7. Tudo está consumado (Jo 19, 29-35)
Havia ali uma vasilha cheia de vinagre. Então, ensopando no vinagre uma esponja fixada num ramo de hissopo, chegaram-lha à boca. Quando tomou o vinagre, Jesus disse: Tudo está consumado. E, inclinando a cabeça, entregou o espírito. Como era o dia da Preparação da Páscoa, para evitar que no sábado ficassem os corpos na cruz, porque aquele sábado era um dia muito solene, os judeus pediram a Pilatos que se lhes quebrassem as pernas e fossem retirados. Os soldados foram e quebraram as pernas ao primeiro e também ao outro que tinha sido crucificado juntamente. Mas, ao chegarem a Jesus, vendo que já estava morto, não lhe quebraram as pernas. Porém, um dos soldados traspassou-lhe o peito com uma lança e logo brotou sangue e água. Aquele que viu estas coisas é que dá testemunho delas e o seu testemunho é verdadeiro. E ele bem sabe que diz a verdade, para vós crerdes também.
O evangelista João, depois de parar em contemplação diante da morte de Jesus, continua revelando o sinal que cumpre as Escrituras e o projeto de Deus solenemente prometido pela sede de Jesus. É algo de tão importante que João faz dessa contemplação o ponto de chegada de todo o Evangelho: o dom do Espírito que jorra do peito trespassado de Jesus na cruz.
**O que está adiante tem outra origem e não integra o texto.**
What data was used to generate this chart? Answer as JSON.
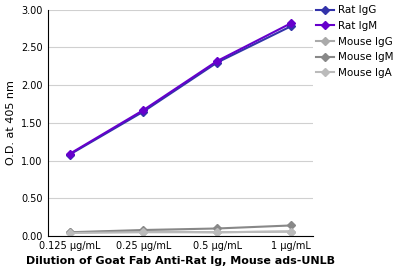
{
  "x_labels": [
    "0.125 μg/mL",
    "0.25 μg/mL",
    "0.5 μg/mL",
    "1 μg/mL"
  ],
  "x_values": [
    0,
    1,
    2,
    3
  ],
  "series": [
    {
      "label": "Rat IgG",
      "values": [
        1.08,
        1.65,
        2.3,
        2.78
      ],
      "color": "#3333aa",
      "marker": "D",
      "linewidth": 1.5,
      "markersize": 4
    },
    {
      "label": "Rat IgM",
      "values": [
        1.09,
        1.67,
        2.32,
        2.82
      ],
      "color": "#6600cc",
      "marker": "D",
      "linewidth": 1.5,
      "markersize": 4
    },
    {
      "label": "Mouse IgG",
      "values": [
        0.05,
        0.06,
        0.05,
        0.06
      ],
      "color": "#aaaaaa",
      "marker": "D",
      "linewidth": 1.5,
      "markersize": 4
    },
    {
      "label": "Mouse IgM",
      "values": [
        0.05,
        0.08,
        0.1,
        0.14
      ],
      "color": "#888888",
      "marker": "D",
      "linewidth": 1.5,
      "markersize": 4
    },
    {
      "label": "Mouse IgA",
      "values": [
        0.04,
        0.05,
        0.05,
        0.06
      ],
      "color": "#bbbbbb",
      "marker": "D",
      "linewidth": 1.5,
      "markersize": 4
    }
  ],
  "ylabel": "O.D. at 405 nm",
  "xlabel": "Dilution of Goat Fab Anti-Rat Ig, Mouse ads-UNLB",
  "ylim": [
    0.0,
    3.0
  ],
  "yticks": [
    0.0,
    0.5,
    1.0,
    1.5,
    2.0,
    2.5,
    3.0
  ],
  "grid_color": "#d0d0d0",
  "background_color": "#ffffff",
  "ylabel_fontsize": 8,
  "xlabel_fontsize": 8,
  "tick_fontsize": 7,
  "legend_fontsize": 7.5
}
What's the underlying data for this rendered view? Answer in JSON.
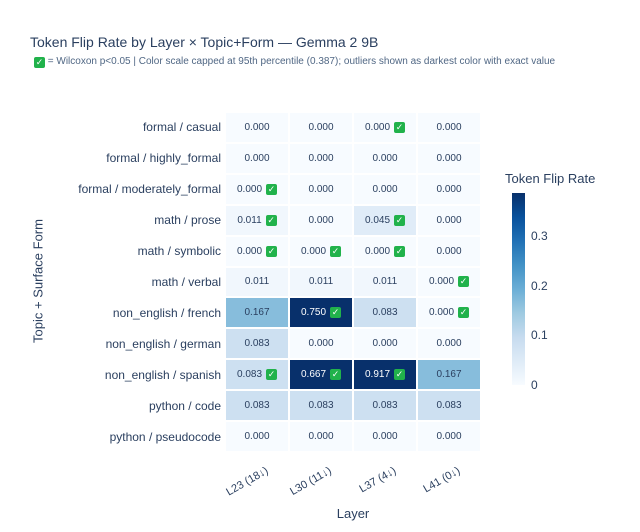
{
  "title": "Token Flip Rate by Layer × Topic+Form — Gemma 2 9B",
  "subtitle": {
    "icon": "check-icon",
    "text": "= Wilcoxon p<0.05  |  Color scale capped at 95th percentile (0.387); outliers shown as darkest color with exact value"
  },
  "icons": {
    "check_glyph": "✓"
  },
  "colors": {
    "check_green": "#21b24b",
    "text_dark": "#2a3f5f",
    "subtitle_gray": "#506784",
    "cell_text_light": "#ffffff"
  },
  "chart_data": {
    "type": "heatmap",
    "title": "Token Flip Rate by Layer × Topic+Form — Gemma 2 9B",
    "xlabel": "Layer",
    "ylabel": "Topic + Surface Form",
    "x_categories": [
      "L23 (18↓)",
      "L30 (11↓)",
      "L37 (4↓)",
      "L41 (0↓)"
    ],
    "y_categories": [
      "formal / casual",
      "formal / highly_formal",
      "formal / moderately_formal",
      "math / prose",
      "math / symbolic",
      "math / verbal",
      "non_english / french",
      "non_english / german",
      "non_english / spanish",
      "python / code",
      "python / pseudocode"
    ],
    "values": [
      [
        0.0,
        0.0,
        0.0,
        0.0
      ],
      [
        0.0,
        0.0,
        0.0,
        0.0
      ],
      [
        0.0,
        0.0,
        0.0,
        0.0
      ],
      [
        0.011,
        0.0,
        0.045,
        0.0
      ],
      [
        0.0,
        0.0,
        0.0,
        0.0
      ],
      [
        0.011,
        0.011,
        0.011,
        0.0
      ],
      [
        0.167,
        0.75,
        0.083,
        0.0
      ],
      [
        0.083,
        0.0,
        0.0,
        0.0
      ],
      [
        0.083,
        0.667,
        0.917,
        0.167
      ],
      [
        0.083,
        0.083,
        0.083,
        0.083
      ],
      [
        0.0,
        0.0,
        0.0,
        0.0
      ]
    ],
    "significant": [
      [
        false,
        false,
        true,
        false
      ],
      [
        false,
        false,
        false,
        false
      ],
      [
        true,
        false,
        false,
        false
      ],
      [
        true,
        false,
        true,
        false
      ],
      [
        true,
        true,
        true,
        false
      ],
      [
        false,
        false,
        false,
        true
      ],
      [
        false,
        true,
        false,
        true
      ],
      [
        false,
        false,
        false,
        false
      ],
      [
        true,
        true,
        true,
        false
      ],
      [
        false,
        false,
        false,
        false
      ],
      [
        false,
        false,
        false,
        false
      ]
    ],
    "value_format_decimals": 3,
    "colorbar": {
      "title": "Token Flip Rate",
      "cap": 0.387,
      "tick_values": [
        0,
        0.1,
        0.2,
        0.3
      ],
      "tick_labels": [
        "0",
        "0.1",
        "0.2",
        "0.3"
      ],
      "position": "right"
    },
    "colorscale": {
      "name": "Blues",
      "stops": [
        "#f7fbff",
        "#deebf7",
        "#c6dbef",
        "#9ecae1",
        "#6baed6",
        "#4292c6",
        "#2171b5",
        "#08519c",
        "#08306b"
      ]
    },
    "grid": false,
    "legend_position": "none"
  }
}
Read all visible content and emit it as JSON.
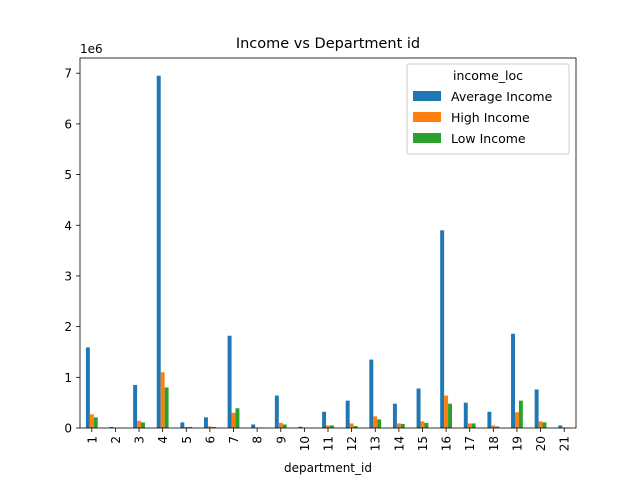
{
  "chart_data": {
    "type": "bar",
    "title": "Income vs Department id",
    "xlabel": "department_id",
    "ylabel": "",
    "y_multiplier_label": "1e6",
    "ylim": [
      0,
      7300000
    ],
    "yticks": [
      0,
      1000000,
      2000000,
      3000000,
      4000000,
      5000000,
      6000000,
      7000000
    ],
    "ytick_labels": [
      "0",
      "1",
      "2",
      "3",
      "4",
      "5",
      "6",
      "7"
    ],
    "categories": [
      "1",
      "2",
      "3",
      "4",
      "5",
      "6",
      "7",
      "8",
      "9",
      "10",
      "11",
      "12",
      "13",
      "14",
      "15",
      "16",
      "17",
      "18",
      "19",
      "20",
      "21"
    ],
    "legend": {
      "title": "income_loc",
      "position": "upper right"
    },
    "series": [
      {
        "name": "Average Income",
        "color": "#1f77b4",
        "values": [
          1590000,
          20000,
          850000,
          6950000,
          110000,
          210000,
          1820000,
          70000,
          640000,
          25000,
          320000,
          540000,
          1350000,
          480000,
          780000,
          3900000,
          500000,
          320000,
          1860000,
          760000,
          50000
        ]
      },
      {
        "name": "High Income",
        "color": "#ff7f0e",
        "values": [
          270000,
          5000,
          140000,
          1100000,
          20000,
          30000,
          300000,
          10000,
          100000,
          5000,
          50000,
          90000,
          230000,
          90000,
          130000,
          640000,
          90000,
          50000,
          310000,
          130000,
          10000
        ]
      },
      {
        "name": "Low Income",
        "color": "#2ca02c",
        "values": [
          210000,
          5000,
          110000,
          800000,
          20000,
          20000,
          390000,
          10000,
          70000,
          5000,
          50000,
          40000,
          170000,
          80000,
          100000,
          480000,
          90000,
          30000,
          540000,
          110000,
          10000
        ]
      }
    ]
  }
}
Os soldados partiram as pernas aos que tinham sido crucificados com Jesus, para que morressem de sufocação, não podendo apoiar-se nos pés para respirar. Chegando a Jesus, não se deram a esse trabalho, pois viram que estava já morto, mas trespassam-lhe o peito, e saiu sangue e água. O sangue é o sinal da vida, da vida levada até à morte violenta. Era por isso que João tinha explicado o modo de agir de Jesus, no início da narração da paixão: Tendo amado os seus que estavam no mundo, levou até ao extremo o seu amor por eles (Jo 13,1). A água é a promessa feita por Jesus ao longo do Evangelho, o dom do Espírito. A humanidade de Jesus, como expressão total do amor (o sangue) e o dom do Espírito do Pai (a água prometida) são o coroamento da missão de Jesus nesta terra, que introduzem na humanidade um novo dinamismo. A criação prodigiosa do homem, atinge uma nova dimensão ao participar do Espírito, da vida de Deus.
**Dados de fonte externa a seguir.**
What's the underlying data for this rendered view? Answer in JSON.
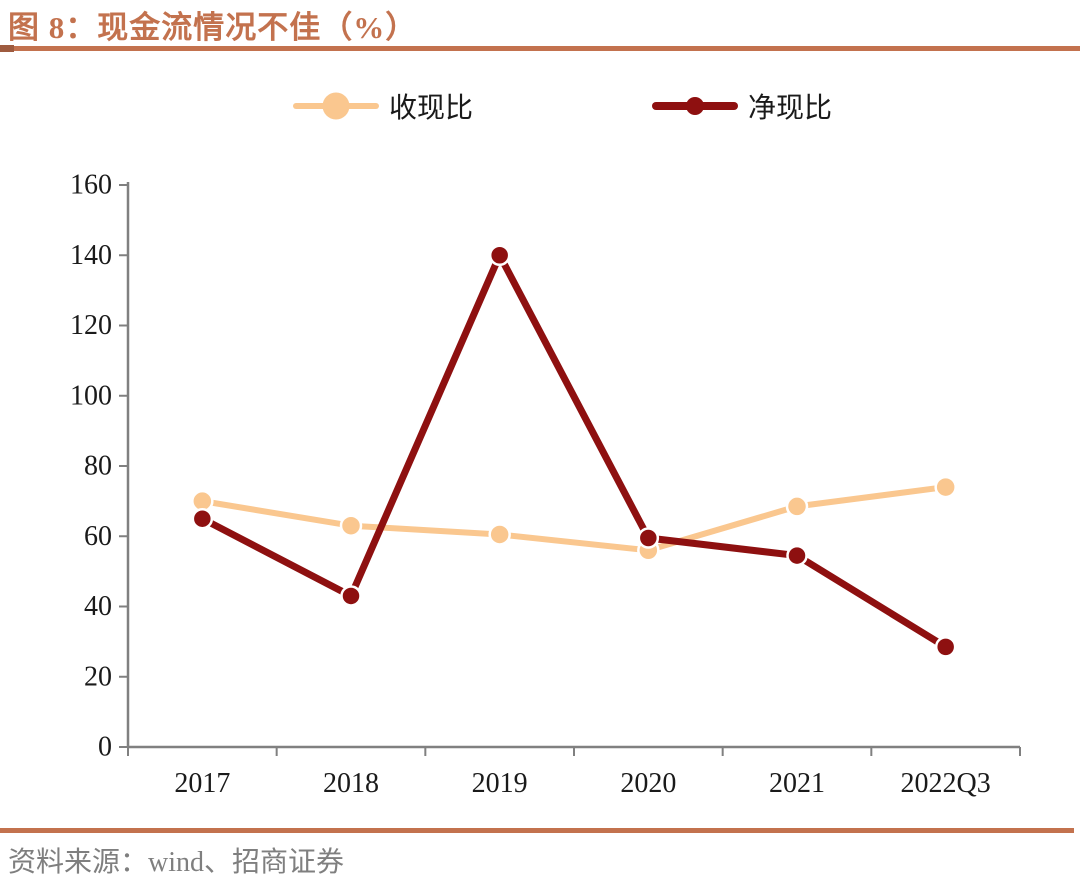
{
  "header": {
    "title": "图 8：现金流情况不佳（%）"
  },
  "footer": {
    "source": "资料来源：wind、招商证券"
  },
  "colors": {
    "accent": "#C3724E",
    "accent_dark": "#9E5B3F",
    "axis_line": "#808080",
    "tick_text": "#1A1A1A",
    "legend_text": "#1A1A1A",
    "source_text": "#7F7F7F"
  },
  "chart_data": {
    "type": "line",
    "title": "现金流情况不佳（%）",
    "figure_label": "图 8",
    "categories": [
      "2017",
      "2018",
      "2019",
      "2020",
      "2021",
      "2022Q3"
    ],
    "series": [
      {
        "name": "收现比",
        "color": "#FAC78F",
        "values": [
          70,
          63,
          60.5,
          56,
          68.5,
          74
        ]
      },
      {
        "name": "净现比",
        "color": "#8E1010",
        "values": [
          65,
          43,
          140,
          59.5,
          54.5,
          28.5
        ]
      }
    ],
    "xlabel": "",
    "ylabel": "",
    "ylim": [
      0,
      160
    ],
    "ytick_step": 20,
    "grid": false,
    "legend_position": "top"
  }
}
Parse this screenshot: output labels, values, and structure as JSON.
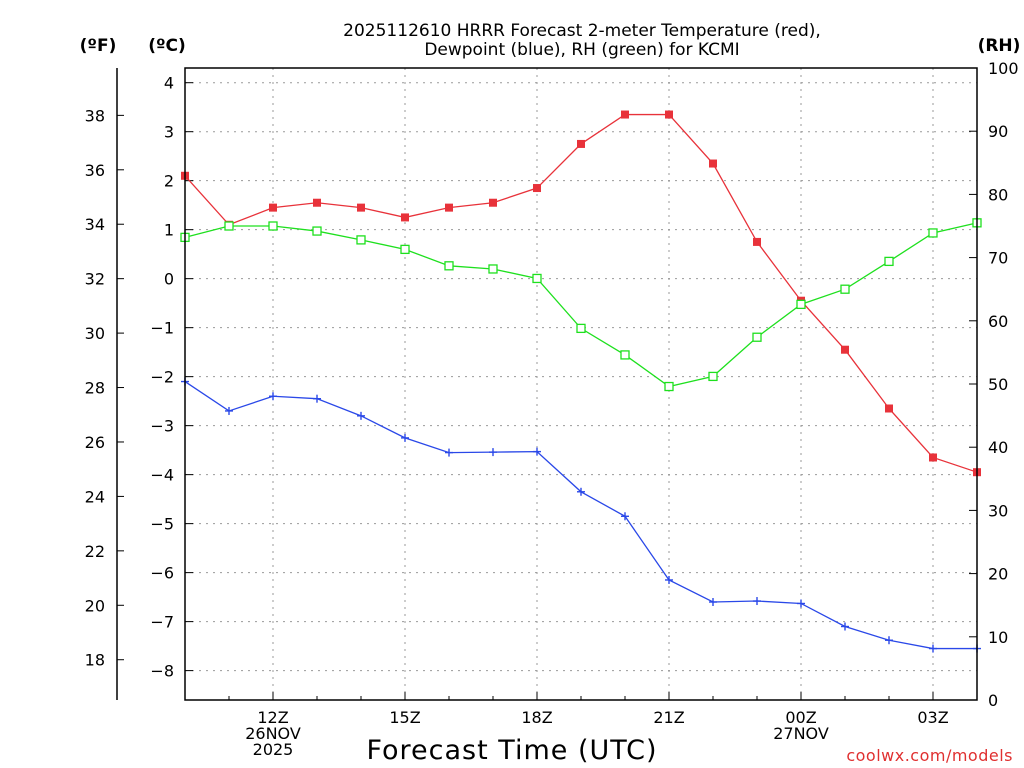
{
  "title_line1": "2025112610 HRRR Forecast 2-meter Temperature (red),",
  "title_line2": "Dewpoint (blue), RH (green) for KCMI",
  "unit_f": "(ºF)",
  "unit_c": "(ºC)",
  "unit_rh": "(RH)",
  "xlabel": "Forecast Time (UTC)",
  "credit": "coolwx.com/models",
  "colors": {
    "temperature": "#e8323a",
    "dewpoint": "#2a48e8",
    "rh": "#1ee01e",
    "grid": "#9a9a9a",
    "credit": "#e03030"
  },
  "chart_data": {
    "type": "line",
    "title": "2025112610 HRRR Forecast 2-meter Temperature (red), Dewpoint (blue), RH (green) for KCMI",
    "xlabel": "Forecast Time (UTC)",
    "x_hours_utc": [
      10,
      11,
      12,
      13,
      14,
      15,
      16,
      17,
      18,
      19,
      20,
      21,
      22,
      23,
      24,
      25,
      26,
      27,
      28
    ],
    "x_tick_labels": [
      {
        "hour": 12,
        "lines": [
          "12Z",
          "26NOV",
          "2025"
        ]
      },
      {
        "hour": 15,
        "lines": [
          "15Z"
        ]
      },
      {
        "hour": 18,
        "lines": [
          "18Z"
        ]
      },
      {
        "hour": 21,
        "lines": [
          "21Z"
        ]
      },
      {
        "hour": 24,
        "lines": [
          "00Z",
          "27NOV"
        ]
      },
      {
        "hour": 27,
        "lines": [
          "03Z"
        ]
      }
    ],
    "xlim": [
      10,
      28
    ],
    "y_left_celsius": {
      "label": "(ºC)",
      "range": [
        -8.6,
        4.3
      ],
      "ticks": [
        4,
        3,
        2,
        1,
        0,
        -1,
        -2,
        -3,
        -4,
        -5,
        -6,
        -7,
        -8
      ]
    },
    "y_left_fahrenheit": {
      "label": "(ºF)",
      "ticks": [
        38,
        36,
        34,
        32,
        30,
        28,
        26,
        24,
        22,
        20,
        18
      ]
    },
    "y_right_rh": {
      "label": "(RH)",
      "range": [
        0,
        100
      ],
      "ticks": [
        100,
        90,
        80,
        70,
        60,
        50,
        40,
        30,
        20,
        10,
        0
      ]
    },
    "series": [
      {
        "name": "Temperature",
        "units": "C",
        "axis": "left",
        "color": "red",
        "marker": "filled-square",
        "values": [
          2.1,
          1.1,
          1.45,
          1.55,
          1.45,
          1.25,
          1.45,
          1.55,
          1.85,
          2.75,
          3.35,
          3.35,
          2.35,
          0.75,
          -0.45,
          -1.45,
          -2.65,
          -3.65,
          -3.95
        ]
      },
      {
        "name": "Dewpoint",
        "units": "C",
        "axis": "left",
        "color": "blue",
        "marker": "plus",
        "values": [
          -2.1,
          -2.7,
          -2.4,
          -2.45,
          -2.8,
          -3.25,
          -3.55,
          -3.54,
          -3.53,
          -4.35,
          -4.85,
          -6.15,
          -6.6,
          -6.58,
          -6.63,
          -7.1,
          -7.38,
          -7.55,
          -7.55
        ]
      },
      {
        "name": "RH",
        "units": "%",
        "axis": "right",
        "color": "green",
        "marker": "open-square",
        "values": [
          73.2,
          75.0,
          75.0,
          74.2,
          72.8,
          71.3,
          68.7,
          68.2,
          66.7,
          58.8,
          54.6,
          49.6,
          51.2,
          57.4,
          62.6,
          65.0,
          69.4,
          73.9,
          75.5
        ]
      }
    ]
  }
}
É à luz deste sinal que S. João anuncia o valor recriador e salvador da morte de Jesus: sem o dom do Espírito, fruto da morte e ressurreição de Jesus, a sua missão poderia ser notável, mas não traria bem substancialmente novo à humanidade. É o Espírito de Deus que nos permite viver realizando o projeto de Jesus de anunciar a Boa nova aos pobres, de dar vista aos cegos de libertar os prisioneiros e anunciar a misericórdia de Deus. É igualmente esse Espírito que nos liberta definitivamente das nossas limitações e fragilidades, fazendo-nos participar da morte e ressurreição de Jesus. É pelo Espírito que a morte de Jesus é verdadeiramente salvadora e radicalmente libertadora.
Aos pés da cruz, acolhemos este Espírito que brota do Coração aberto de Jesus, expressão do seu amor humano levado até ao dom da vida, manifestação do amor fiel de Deus que nunca deixa nenhum dos seus filhos cair no aniquilamento da morte.
Esta é a fé, a vida e a esperança que hoje professamos e anunciamos aos pés da cruz do Senhor.
“As sete palavras de Jesus na cruz”, publicadas ao longo de sete dias por “Caminhos Carmelitas”, fazem parte da Homilia pronunciada por D. José Ornelas, Bispo de Setúbal, na Celebração da Paixão do Senhor, em 10 de Abril de 2020.